PARA QUE SIRVEN LAS PALABRAS
Para qué sirven las palabras que a propósito, o despropósito de las fiestas vecinales perpetramos. Tal podría ser la materia, o el tema que ahora tanto prodigamos, de un eventual simposio o congreso, o sea, otro pretexto para la reunión o acumulación de palabras, con las fiestas al fondo, no sé si escondidas, pérdidas o vagamente perseguidas. En todo caso, sospecho que la operación, improbable, carece de antecedentes. Porque resulta que con ser las fiestas, de locos de cuerdos, de la mayoría del personal en cualquier sazón, inclusive en algunas amargas y dolorosas, el asunto que más gozosa y libremente moviliza, las glosas o comentarios sobre ellas carecen de relevancia e influencia. Cauto como suelo ante los juicios de valor y las manifestaciones rotundas, he llegado a lo poco menos que definitiva conclusión de que entre las palabras escritas más cabalmente inútiles, y, la verdad, no sé si alguna vale para algo cierto y de provecho, las que escolian y ornamentan los papeles o almanaques festivos, pueden reclamar un lugar bien distinguido. En ciertos casos no son más que el excipiente para no servir a los vecinos una gavilla mazorral de anuncios, mercancía que aunque sólita y consuetudinaria estaría mal vista sin un parco adobo. Conviene alagar a aquellos de los que se espera la cooperación pecuniaria y en un país y entre paisanos más bien recelosos de la letra, de todas seguramente, pero primordialmente de la más perversa e insidiosa, la impresa, la atribución de inclinaciones doctas, disertas y encabalgadas entre la farragosa erudición y la amena literatura, es de efectos probados. Nadie concede un real y riguroso aprecio a un mamotreto festivo, engorroso para unos, trivial para otros, convencional para todos, pero como un rito, uno más, contiguo o inserto en el principal de la fiesta, hace bien, se ha convertido, con lenguaje administrativista, en "norma de obligado cumplimiento". ¿Qué comuna que se precie y aprecie no edita su centón en estos tiempos? De pasada facilita ciertas saludables expansiones cuasi fisiológicas, por ejemplo, da pretexto y texto a los literatos locales de vocación reprimida, difusión a una que otra rebusca o pesquisa historiográfica y, eventualmente, pie a que alguien, un servidor, agregue una pella a la masa de intermitente elaboración de una posible teoría de los festejos populares.
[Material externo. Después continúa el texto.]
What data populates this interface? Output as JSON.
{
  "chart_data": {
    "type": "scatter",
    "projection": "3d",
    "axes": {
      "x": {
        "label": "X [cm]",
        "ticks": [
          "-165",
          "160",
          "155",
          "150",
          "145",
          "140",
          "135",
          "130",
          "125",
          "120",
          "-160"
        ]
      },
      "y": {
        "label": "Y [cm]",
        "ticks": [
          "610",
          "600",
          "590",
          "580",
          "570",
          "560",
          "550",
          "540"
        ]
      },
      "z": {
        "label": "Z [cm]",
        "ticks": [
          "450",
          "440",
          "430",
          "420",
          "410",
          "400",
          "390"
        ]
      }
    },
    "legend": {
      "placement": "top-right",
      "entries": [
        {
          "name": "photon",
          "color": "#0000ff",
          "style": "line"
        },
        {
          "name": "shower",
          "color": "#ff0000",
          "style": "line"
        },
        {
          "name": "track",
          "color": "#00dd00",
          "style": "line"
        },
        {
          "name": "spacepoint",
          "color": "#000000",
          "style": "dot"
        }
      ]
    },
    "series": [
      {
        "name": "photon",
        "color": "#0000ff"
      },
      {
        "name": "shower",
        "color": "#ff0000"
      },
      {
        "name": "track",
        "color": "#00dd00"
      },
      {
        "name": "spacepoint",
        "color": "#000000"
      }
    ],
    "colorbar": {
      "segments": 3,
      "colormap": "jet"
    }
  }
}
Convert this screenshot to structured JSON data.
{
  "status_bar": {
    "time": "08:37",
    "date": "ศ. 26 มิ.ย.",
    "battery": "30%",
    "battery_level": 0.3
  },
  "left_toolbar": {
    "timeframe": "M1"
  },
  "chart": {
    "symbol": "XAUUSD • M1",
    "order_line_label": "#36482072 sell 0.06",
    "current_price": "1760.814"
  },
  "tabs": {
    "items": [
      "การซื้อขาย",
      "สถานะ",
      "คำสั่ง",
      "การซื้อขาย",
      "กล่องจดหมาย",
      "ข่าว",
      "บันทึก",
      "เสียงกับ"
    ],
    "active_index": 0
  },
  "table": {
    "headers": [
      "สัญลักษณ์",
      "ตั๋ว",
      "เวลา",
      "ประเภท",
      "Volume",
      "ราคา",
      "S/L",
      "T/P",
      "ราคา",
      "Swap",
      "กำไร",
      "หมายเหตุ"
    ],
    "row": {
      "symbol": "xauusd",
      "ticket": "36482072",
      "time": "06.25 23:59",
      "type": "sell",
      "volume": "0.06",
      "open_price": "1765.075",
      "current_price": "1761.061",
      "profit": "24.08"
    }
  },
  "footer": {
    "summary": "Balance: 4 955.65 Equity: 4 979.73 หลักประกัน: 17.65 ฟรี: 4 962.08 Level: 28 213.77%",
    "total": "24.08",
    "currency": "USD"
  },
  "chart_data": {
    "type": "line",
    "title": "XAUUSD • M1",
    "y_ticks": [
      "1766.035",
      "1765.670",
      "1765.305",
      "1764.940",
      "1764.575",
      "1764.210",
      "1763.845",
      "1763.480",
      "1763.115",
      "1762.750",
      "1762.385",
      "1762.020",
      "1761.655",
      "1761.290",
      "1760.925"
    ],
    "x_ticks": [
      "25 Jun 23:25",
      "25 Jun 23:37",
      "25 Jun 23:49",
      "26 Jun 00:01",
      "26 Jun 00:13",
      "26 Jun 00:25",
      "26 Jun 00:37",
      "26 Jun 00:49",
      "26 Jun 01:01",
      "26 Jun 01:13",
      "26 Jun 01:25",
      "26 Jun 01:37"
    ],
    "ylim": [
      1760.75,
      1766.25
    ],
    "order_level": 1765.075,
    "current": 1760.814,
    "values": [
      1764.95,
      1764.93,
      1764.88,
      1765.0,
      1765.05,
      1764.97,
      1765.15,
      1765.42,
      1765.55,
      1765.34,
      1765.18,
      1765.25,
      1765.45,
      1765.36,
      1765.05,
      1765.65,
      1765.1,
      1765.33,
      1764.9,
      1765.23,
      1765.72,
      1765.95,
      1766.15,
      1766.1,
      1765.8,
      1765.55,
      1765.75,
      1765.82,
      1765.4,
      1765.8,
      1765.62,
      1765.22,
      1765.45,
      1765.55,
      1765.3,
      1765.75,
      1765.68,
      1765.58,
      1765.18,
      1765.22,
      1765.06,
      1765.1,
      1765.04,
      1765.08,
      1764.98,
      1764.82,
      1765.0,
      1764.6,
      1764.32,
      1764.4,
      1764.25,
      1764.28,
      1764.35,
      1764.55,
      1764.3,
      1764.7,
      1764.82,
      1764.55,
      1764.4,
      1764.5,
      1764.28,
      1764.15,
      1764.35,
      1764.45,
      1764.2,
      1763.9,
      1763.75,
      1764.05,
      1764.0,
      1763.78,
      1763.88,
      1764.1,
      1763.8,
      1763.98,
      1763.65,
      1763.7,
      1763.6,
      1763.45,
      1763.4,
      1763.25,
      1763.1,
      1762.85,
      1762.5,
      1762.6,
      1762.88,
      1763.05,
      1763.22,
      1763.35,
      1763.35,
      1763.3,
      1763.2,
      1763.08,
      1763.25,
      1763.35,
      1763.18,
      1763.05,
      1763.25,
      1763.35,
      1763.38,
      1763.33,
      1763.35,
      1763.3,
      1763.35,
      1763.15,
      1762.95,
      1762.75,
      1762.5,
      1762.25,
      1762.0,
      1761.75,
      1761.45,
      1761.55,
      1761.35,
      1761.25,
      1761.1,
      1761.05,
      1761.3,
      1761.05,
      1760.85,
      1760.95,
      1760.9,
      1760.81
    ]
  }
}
No sé si esto es mucho o poco, inane o trascendente. Me figuro que depende del talante de cada cual. Sin ánimo de establecer estimaciones comprometidas, modestamente, me permito apuntar que la cuestión, como la mayoría de las que nos ocupan y de vez en cuando preocupan, es subjetiva. En absoluto, faltaría más, para elevada a la pomposa y ostentosa condición de ley o norma.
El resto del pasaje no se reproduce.